Chalmers researchers contribute to new discoveries about fission

A better understanding of fission – where an atomic nucleus splits and releases energy – is essential to obtain a better knowledge of not only the secrets of how atoms work, but also to a better understanding of how elements are formed in universe and better techniques for energy production on Earth.

In a recent study published in Nature, researchers have investigated the fission of 100 different types of exotic nuclei, where a large portion has never previously been studied this way, thus adding to better knowledge of the fundamental driving forces in nature.

The basis of the article is an experiment which was conducted at the GSI Helmholtz Centre for Heavy Ion Research in Germany. During the experiment, a target of beryllium was bombarded with a heavy beam of uranium at 86.7% of the speed of light within an accelerator facility. The collision that followed produced hundreds of different isotopes that were filtered out and identified according to their mass and charge. 

Have contributed with data analysis and interpretations

The study is a large international collaboration and the culmination of about 25 years of work. Associate Professor Andreas Heinz, together with colleagues from the Department of Physics at Chalmers University of Technology, have contributed with performing the experiment, data analysis and interpretation.

Here, Andreas Heinz gives an insight into the research:

“Fission is a process that has been investigated for a very long time, but only for a very limited number of isotopes. Typically, what one does is bombard the isotope of interest with, for example, neutrons, and then one observes fission. For long lived isotopes such as uranium, this is no problem, but with much shorter-lived nuclei, it is much trickier. And those are the ones that we have managed to study in this work,” says Andreas Heinz.

Shell effects affect how the nuclei split

When a nucleus splits into two fission fragments the two fragments typically do not have the same size or the same mass. In many cases one is heavier, and the other one is lighter. The origin of this asymmetry is caused by the shell structure of nuclei, where certain numbers of protons and neutrons are more stable than others.
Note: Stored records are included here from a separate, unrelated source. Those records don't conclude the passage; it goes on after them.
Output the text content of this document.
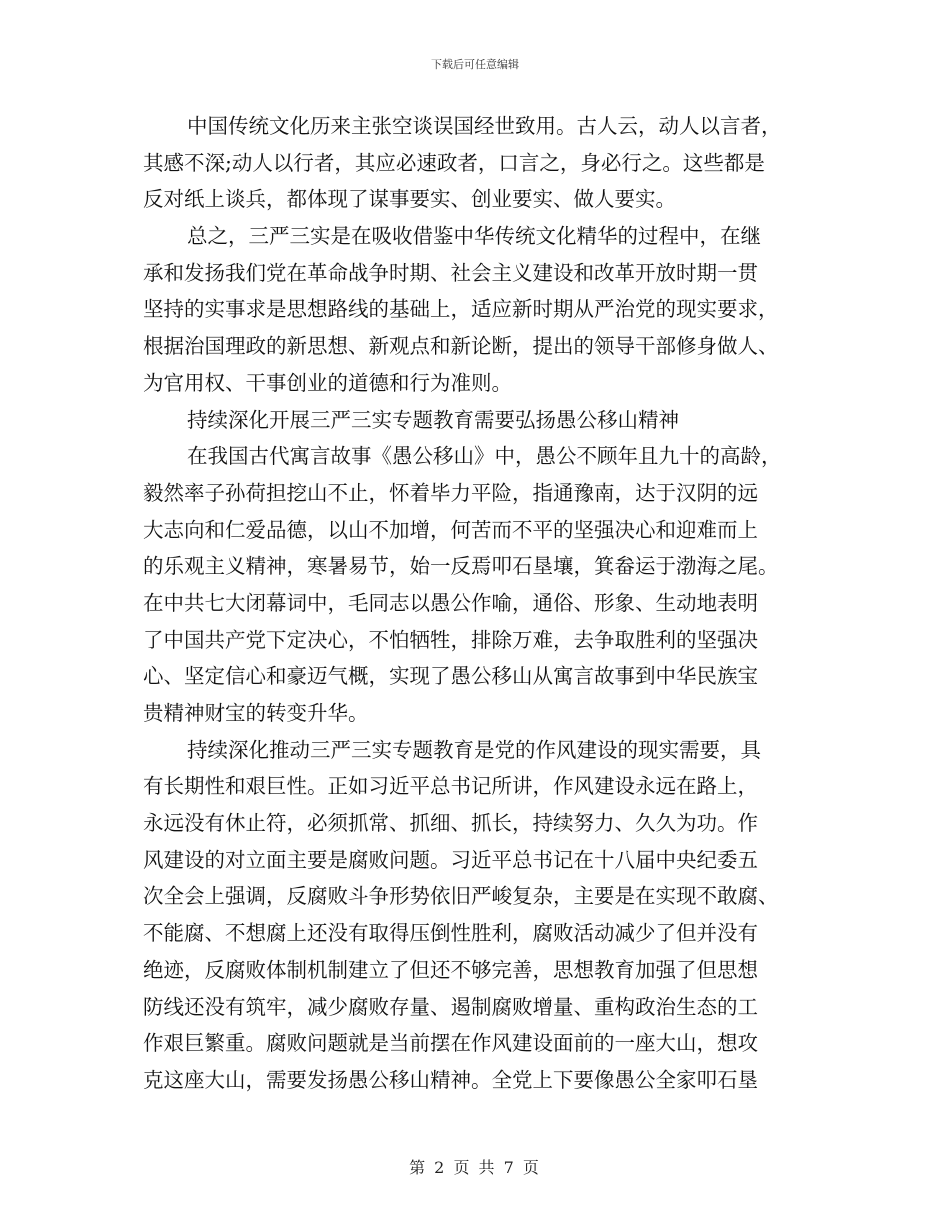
下载后可任意编辑
中国传统文化历来主张空谈误国经世致用。古人云，动人以言者，
其感不深;动人以行者，其应必速政者，口言之，身必行之。这些都是
反对纸上谈兵，都体现了谋事要实、创业要实、做人要实。
总之，三严三实是在吸收借鉴中华传统文化精华的过程中，在继
承和发扬我们党在革命战争时期、社会主义建设和改革开放时期一贯
坚持的实事求是思想路线的基础上，适应新时期从严治党的现实要求，
根据治国理政的新思想、新观点和新论断，提出的领导干部修身做人、
为官用权、干事创业的道德和行为准则。
持续深化开展三严三实专题教育需要弘扬愚公移山精神
在我国古代寓言故事《愚公移山》中，愚公不顾年且九十的高龄，
毅然率子孙荷担挖山不止，怀着毕力平险，指通豫南，达于汉阴的远
大志向和仁爱品德，以山不加增，何苦而不平的坚强决心和迎难而上
的乐观主义精神，寒暑易节，始一反焉叩石垦壤，箕畚运于渤海之尾。
在中共七大闭幕词中，毛同志以愚公作喻，通俗、形象、生动地表明
了中国共产党下定决心，不怕牺牲，排除万难，去争取胜利的坚强决
心、坚定信心和豪迈气概，实现了愚公移山从寓言故事到中华民族宝
贵精神财宝的转变升华。
持续深化推动三严三实专题教育是党的作风建设的现实需要，具
有长期性和艰巨性。正如习近平总书记所讲，作风建设永远在路上，
永远没有休止符，必须抓常、抓细、抓长，持续努力、久久为功。作
风建设的对立面主要是腐败问题。习近平总书记在十八届中央纪委五
次全会上强调，反腐败斗争形势依旧严峻复杂，主要是在实现不敢腐、
不能腐、不想腐上还没有取得压倒性胜利，腐败活动减少了但并没有
绝迹，反腐败体制机制建立了但还不够完善，思想教育加强了但思想
防线还没有筑牢，减少腐败存量、遏制腐败增量、重构政治生态的工
作艰巨繁重。腐败问题就是当前摆在作风建设面前的一座大山，想攻
克这座大山，需要发扬愚公移山精神。全党上下要像愚公全家叩石垦
第 2 页 共 7 页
However, how this works in detail is still difficult to understand.

To shed light on this mystery, fission of exotic nuclei with more extreme ratios of protons to neutrons were investigated, in particular nuclei in the platinum, mercury and lead region with relatively few neutrons. While it was known that some of those nuclei fission into a heavy and a light fragment, this work succeeded in identifying the reason: additional stability due to a specific number of protons, 36, in the light fission fragment.

“What we are trying to find out is which shell effects are responsible for the nucleus splitting in one light and one heavy part. This is very difficult to predict, and also difficult to measure experimentally. We have measured a region of nuclei undergoing fission, which has not been investigated very thoroughly up to now. This study finds evidence that it is a shell effect in the number of protons of the light fission fragments which is responsible for a lot of the evolution which we have not previously seen,” says Andreas Heinz, who himself was surprised how clear the influence of this shell effect was visible in the data.

Gives important clues to fission research

The new study adds further pieces to the puzzle that is fission research.

“How the complex nuclear fission process works in detail is still an open question. Today there is not just one model to describe the entire process. Experimentally it is also very difficult to measure all the things one could imagine one wants to measure and to extract exactly the information needed. Since this study has given us access to fission data of many more nuclei, the picture has really changed, and we have now a better understanding of how nuclear shells influence nuclear fission,” says Andreas Heinz.

About the research:

The article An asymmetric fission island driven by shell effects in light fragments was published in Nature, April 30, 2025. Contributors to the article from Chalmers University of Technology are Associate Professor Andreas Heinz, research engineers Matthias Holl, Håkan T Johansson and Hans Törnqvist, Professor Björn Jonson, and Professor Emeritus Mikhail Zhukov. The researchers are currently active at the Department of Physics, except for Matthias Holl who is now active at Lund University.